Die Kassierer “Physik“ / VÖ 24.09.2010

 

 

Du hältst Arbeit für eine sinnvolle Erfindung, um den Lebensunterhalt zu bestreiten? Für dich ist Alkoholismus in erster Linie eine gefährliche Suchterkrankung? Sexualität ist ein Thema, das lieber in der Privatsphäre verborgen bleiben sollte? Dann kannst du folgende Plattenkritik getrost überspringen.

 

Du  hältst Arbeit für reine Zeitverschwendung? Alkohol ist für dich eine interessante Freizeitbeschäftigung? Keine Obszönität ist zu pervers, als dass man nicht einen Song daraus machen könnte?

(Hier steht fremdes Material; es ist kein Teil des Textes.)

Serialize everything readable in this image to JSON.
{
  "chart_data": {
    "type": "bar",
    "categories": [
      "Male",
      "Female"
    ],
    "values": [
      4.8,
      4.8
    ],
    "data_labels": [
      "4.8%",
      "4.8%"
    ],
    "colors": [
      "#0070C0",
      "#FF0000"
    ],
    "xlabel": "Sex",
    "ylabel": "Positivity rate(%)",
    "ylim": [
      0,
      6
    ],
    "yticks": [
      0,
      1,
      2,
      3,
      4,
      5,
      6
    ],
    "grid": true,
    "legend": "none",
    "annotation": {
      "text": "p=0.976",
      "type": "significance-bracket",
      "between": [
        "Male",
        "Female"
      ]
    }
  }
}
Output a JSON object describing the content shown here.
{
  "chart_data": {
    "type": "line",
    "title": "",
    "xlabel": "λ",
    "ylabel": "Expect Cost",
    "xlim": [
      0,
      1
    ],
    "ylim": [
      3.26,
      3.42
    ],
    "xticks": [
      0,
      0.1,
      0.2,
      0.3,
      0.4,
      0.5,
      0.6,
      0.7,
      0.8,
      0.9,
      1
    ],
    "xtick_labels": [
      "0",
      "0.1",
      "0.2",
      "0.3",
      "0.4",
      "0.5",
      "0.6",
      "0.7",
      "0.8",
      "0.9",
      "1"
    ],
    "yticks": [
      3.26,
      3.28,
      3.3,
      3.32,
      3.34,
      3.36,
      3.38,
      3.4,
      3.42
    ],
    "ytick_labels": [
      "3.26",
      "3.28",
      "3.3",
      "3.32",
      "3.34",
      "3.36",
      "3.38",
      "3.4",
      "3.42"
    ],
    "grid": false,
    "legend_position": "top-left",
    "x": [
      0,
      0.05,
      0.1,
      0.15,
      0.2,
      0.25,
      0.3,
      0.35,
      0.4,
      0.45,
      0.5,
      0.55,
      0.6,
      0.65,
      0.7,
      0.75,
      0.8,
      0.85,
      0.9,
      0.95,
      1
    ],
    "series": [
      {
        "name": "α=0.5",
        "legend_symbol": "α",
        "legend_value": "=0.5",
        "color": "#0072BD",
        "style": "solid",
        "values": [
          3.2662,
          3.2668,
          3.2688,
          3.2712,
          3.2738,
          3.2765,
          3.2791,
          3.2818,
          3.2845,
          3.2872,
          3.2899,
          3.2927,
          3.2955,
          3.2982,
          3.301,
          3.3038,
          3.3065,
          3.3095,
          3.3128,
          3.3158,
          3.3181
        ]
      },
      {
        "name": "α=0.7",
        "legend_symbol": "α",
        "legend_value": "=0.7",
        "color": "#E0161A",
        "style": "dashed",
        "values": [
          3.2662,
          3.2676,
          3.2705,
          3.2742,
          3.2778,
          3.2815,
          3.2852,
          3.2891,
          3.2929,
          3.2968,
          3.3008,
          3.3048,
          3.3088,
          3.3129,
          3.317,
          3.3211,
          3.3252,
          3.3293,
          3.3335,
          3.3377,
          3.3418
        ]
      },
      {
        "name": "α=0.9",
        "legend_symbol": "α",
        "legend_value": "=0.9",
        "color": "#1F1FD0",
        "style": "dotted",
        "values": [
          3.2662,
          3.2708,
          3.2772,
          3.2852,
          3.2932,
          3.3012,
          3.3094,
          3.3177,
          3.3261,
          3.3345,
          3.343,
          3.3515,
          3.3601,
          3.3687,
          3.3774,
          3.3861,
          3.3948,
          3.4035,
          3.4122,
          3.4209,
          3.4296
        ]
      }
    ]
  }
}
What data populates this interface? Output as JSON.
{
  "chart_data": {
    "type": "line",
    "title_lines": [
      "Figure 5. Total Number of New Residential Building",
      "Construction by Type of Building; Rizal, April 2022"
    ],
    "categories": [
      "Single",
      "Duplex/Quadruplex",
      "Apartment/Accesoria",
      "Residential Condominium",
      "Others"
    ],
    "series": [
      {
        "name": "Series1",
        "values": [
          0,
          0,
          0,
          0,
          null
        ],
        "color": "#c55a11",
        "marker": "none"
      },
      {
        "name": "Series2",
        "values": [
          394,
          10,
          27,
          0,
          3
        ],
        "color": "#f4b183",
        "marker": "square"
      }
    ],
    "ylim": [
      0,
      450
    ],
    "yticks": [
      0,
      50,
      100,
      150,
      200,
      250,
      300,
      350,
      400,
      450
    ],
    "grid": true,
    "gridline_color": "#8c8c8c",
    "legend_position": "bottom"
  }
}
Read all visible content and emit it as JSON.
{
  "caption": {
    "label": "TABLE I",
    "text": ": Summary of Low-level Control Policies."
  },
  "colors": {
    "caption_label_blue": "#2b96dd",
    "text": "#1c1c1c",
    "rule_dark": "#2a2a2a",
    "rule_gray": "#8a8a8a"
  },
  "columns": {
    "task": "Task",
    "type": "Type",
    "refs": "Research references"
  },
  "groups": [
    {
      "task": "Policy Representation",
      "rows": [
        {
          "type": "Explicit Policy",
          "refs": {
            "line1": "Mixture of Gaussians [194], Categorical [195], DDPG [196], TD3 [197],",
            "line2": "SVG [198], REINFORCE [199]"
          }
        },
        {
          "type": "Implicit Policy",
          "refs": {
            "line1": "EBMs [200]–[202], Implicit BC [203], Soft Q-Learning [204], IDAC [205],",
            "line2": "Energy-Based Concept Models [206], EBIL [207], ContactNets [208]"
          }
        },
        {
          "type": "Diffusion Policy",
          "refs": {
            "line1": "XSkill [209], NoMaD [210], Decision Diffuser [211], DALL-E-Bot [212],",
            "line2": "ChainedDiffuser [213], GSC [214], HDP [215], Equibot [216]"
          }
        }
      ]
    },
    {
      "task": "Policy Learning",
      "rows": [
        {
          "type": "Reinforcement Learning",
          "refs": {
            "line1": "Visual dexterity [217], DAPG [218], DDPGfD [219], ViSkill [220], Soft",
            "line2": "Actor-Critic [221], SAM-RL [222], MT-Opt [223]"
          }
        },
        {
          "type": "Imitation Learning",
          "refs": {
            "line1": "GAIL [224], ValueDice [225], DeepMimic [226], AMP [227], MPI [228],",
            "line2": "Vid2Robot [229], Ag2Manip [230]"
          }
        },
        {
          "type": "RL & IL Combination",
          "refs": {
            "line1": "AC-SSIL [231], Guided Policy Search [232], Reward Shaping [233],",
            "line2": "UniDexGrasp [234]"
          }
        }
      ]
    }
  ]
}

Dann willkommen in der wunderbaren Welt der mächtigen Kassierer!

 

Die Asi-Punks aus Wattenscheid haben ihr lang erwartetes neues Album veröffentlicht. Es nennt sich „Physik“ und gibt sich den Anstrich der Seriosität: ein Konzeptalbum rund um Quantentheorie, Radioaktivität und die Phänomene des Universums. Doch keine Angst: Neben den Naturwissenschaften, kommen die philosophischen Betrachtungen nicht zu kurz. Gleich der Eröffnungstrack „Nieder mit die Arbeit“ fährt gleich die volle Breitseite gegen die stupide werktätige Bevölkerung: „Arbeit ist die größte Dummheit, die ein Mensch wohl je erdacht, denn wer arbeitet, der ist dämlich, hab mir nie was draus gemacht“. So sieht´s aus! Natürlich bleibt auch Freund Alkohol nicht unbesungen (u.a. „Verliebt in Whisky, Bier und Wein“, „Erfindungen“, „Schönes Universum“). Lediglich der Sex kommt ein wenig zu kurz. „Ich fick dich durch die ganze Wohnung“ ist hier die kurze und schmerzlose Ausnahme. Vielleicht liegt es daran, dass Wölfi Wendland und seine Kumpane, die ja nun auch schon seit Mitte der 80er aktiv sind, etwas in die Jahre gekommen sind und der Testosteronspiegel dementsprechend gesunken ist. Nicht zu alt sind die Vier dagegen für Albernheiten jeder Art. Beispiele hierfür sind das sechs Minuten Epos „Der Mann, der rückwärts spricht“, der Akustik-Track “Im Sauerland kann man teleportieren“ oder das maritime „Zitronenhai“. Auch dürfen die Reminiszenzen an andere große Sprachkünstler nicht fehlen. So wird mit „Was für ein Ticker ist ein Politiker“ erneut Georg Kreisler gehuldigt, so wird Rolf Zuckowskis „Weihnachtsbäckerei“ mal eben zur großen „Wirtshausschlägerei“ umfunktioniert. Ein anderer Großer gibt sich auf „Physik“ höchst selbst die Ehre. Mambo Kurt ist am Start und sorgt mit der Heimorgel-Gangsta-Rap Nummer „No Future, das war gestern“ für eines der echten Highlights des Albums. Überhaupt fällt die musikalische Vielschichtigkeit der Scheibe auf. Neben den üblichen Punk- und Ska-Wurzeln gibt es auch allerhand anderes geboten wie Elektrosounds („Das Lied vom Kot“), Militärisches („Drillinstructor-Song) oder Zither-Musik („Zitronenhai“). Wo da nun eigentlich die Physik bleibt, mag manch kritischer Leser fragen. Diese ist natürlich auch präsent. Zum Beispiel in „Schönes Universum“: „Schwarze Löcher, Rote Riesen, Mariacron, du seist gepriesen.“ In diesem Sinne, Prost!